To some it all up check it out
1) Cubicles; We've all seen Office Space and marveled at how sad the cubicle existence truly is. If you've never worked in a cubicle allow me to let you know that that movie was spot on. If I want to be left alone to work there is nothing stopping me co-workers (some with boundary issues) from leaning over me to ask obnoxious questions and favors. I yearn for a door every day of my working life. (To update those lucky enough to have never encountered such monstrosities, they have started to referring to cubicles as "workstations" but if I call a pile of dug shit a rose it's not going to fool anyone.)
2) Monitored Emails; It's inevitable, you give one friend your work email, or they get it off a business card and suddenly '20 great reasons why women are better then beer' start popping up in your in-box. We can not check internet mail from work so I'm stuck on the company account, which is OWNED by the company which means they can check all your emails as they please. Not that I enjoy forwarded messages about starving cancer kids who will get a free trip to Disney world if this email gets forwarded to 200 people which will subsequently make Bill Gates give everyone 1000.00 dollars and Applebees (never eaten there don't want to) will comp me a dinner, but at work its just not what I need. And god forbid any email should contain the words; fuck, shit, cunt, pussy, ass, bitch, nigga (or its evil cousin), Jew (yes Jew the proper term for someone of the jewish faith is banned), or any additional ethnic slur or curse, and compliance will reign town a terror on my ass.

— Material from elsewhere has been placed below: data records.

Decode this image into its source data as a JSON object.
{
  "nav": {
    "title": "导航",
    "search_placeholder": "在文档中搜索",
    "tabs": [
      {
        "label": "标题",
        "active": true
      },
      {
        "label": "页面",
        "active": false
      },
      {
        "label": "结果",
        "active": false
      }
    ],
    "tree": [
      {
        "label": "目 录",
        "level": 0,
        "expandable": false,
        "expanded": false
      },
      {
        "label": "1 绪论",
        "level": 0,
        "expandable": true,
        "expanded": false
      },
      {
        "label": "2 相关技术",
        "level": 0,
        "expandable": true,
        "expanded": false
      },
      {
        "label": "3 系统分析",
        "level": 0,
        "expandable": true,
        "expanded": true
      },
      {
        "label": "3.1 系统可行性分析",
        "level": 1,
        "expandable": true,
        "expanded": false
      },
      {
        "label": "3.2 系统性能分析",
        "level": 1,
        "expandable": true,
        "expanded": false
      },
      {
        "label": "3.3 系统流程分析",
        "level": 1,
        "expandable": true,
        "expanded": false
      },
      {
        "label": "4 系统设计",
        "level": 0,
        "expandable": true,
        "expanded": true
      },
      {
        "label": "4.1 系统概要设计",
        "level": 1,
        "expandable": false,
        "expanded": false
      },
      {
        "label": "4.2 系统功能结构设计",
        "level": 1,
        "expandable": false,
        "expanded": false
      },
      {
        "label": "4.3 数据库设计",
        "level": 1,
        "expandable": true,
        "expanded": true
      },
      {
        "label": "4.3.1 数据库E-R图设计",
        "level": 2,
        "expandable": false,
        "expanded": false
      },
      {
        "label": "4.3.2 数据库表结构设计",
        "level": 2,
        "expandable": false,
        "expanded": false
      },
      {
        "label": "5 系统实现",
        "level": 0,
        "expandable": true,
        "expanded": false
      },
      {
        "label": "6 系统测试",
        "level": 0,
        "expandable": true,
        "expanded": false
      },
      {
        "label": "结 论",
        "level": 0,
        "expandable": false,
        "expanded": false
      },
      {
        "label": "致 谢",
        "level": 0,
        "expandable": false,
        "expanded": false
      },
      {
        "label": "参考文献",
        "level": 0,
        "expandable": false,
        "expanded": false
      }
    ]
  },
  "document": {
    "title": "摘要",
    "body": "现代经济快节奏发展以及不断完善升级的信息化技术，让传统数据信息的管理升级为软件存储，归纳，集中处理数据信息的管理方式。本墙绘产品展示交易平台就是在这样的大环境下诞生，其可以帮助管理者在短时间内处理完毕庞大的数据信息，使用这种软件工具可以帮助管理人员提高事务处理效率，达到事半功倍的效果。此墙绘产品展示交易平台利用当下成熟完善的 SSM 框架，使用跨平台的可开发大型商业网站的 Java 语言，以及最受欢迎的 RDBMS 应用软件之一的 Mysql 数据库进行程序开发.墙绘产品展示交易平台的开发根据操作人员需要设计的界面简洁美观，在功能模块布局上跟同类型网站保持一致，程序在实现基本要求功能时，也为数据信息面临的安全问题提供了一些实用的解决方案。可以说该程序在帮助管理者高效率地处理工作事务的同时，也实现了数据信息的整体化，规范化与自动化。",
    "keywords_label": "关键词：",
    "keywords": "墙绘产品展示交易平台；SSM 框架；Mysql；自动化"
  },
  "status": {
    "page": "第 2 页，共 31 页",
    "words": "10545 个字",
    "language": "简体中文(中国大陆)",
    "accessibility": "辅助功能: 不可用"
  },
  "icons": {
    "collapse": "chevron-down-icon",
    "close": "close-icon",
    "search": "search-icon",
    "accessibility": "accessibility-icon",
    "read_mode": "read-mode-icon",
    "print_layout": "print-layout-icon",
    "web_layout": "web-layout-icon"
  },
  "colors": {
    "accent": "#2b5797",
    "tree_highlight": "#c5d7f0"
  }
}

3) Monitored Phone calls; All phone calls are monitored in two ways. First every number I make or receive a call from is recorded and sent to my boss (who never ever looks at those things.) This is a bit disturbing because it had recently come to light that several cleaning staff were using employee phones to call home after hours. How am I going to explain the phone calls to Guayagil, when I didn't even know there was a place of that name? The second way calls are monitored is by recording conversations. So should I tell someone in jest that I can't stand bank regulations on harassment, I find myself in an HR office explaining that no I don't have issues and that was a joke and I didn't mean it and I'm sorry and it will never happen again.
4) Personal space; Forget it it doesn't exist.
5) Internet Spys; I have checked this website 3 times from the office making sure to always use a different computer and log in name. I still fear retribution.
To some it all up check it out
2 Comments:
Wait...have we been seen in the same place? Perhaps we're the same person.
You had to explain your bank comment to HR? Omg.. you poor thing.. that's so lame!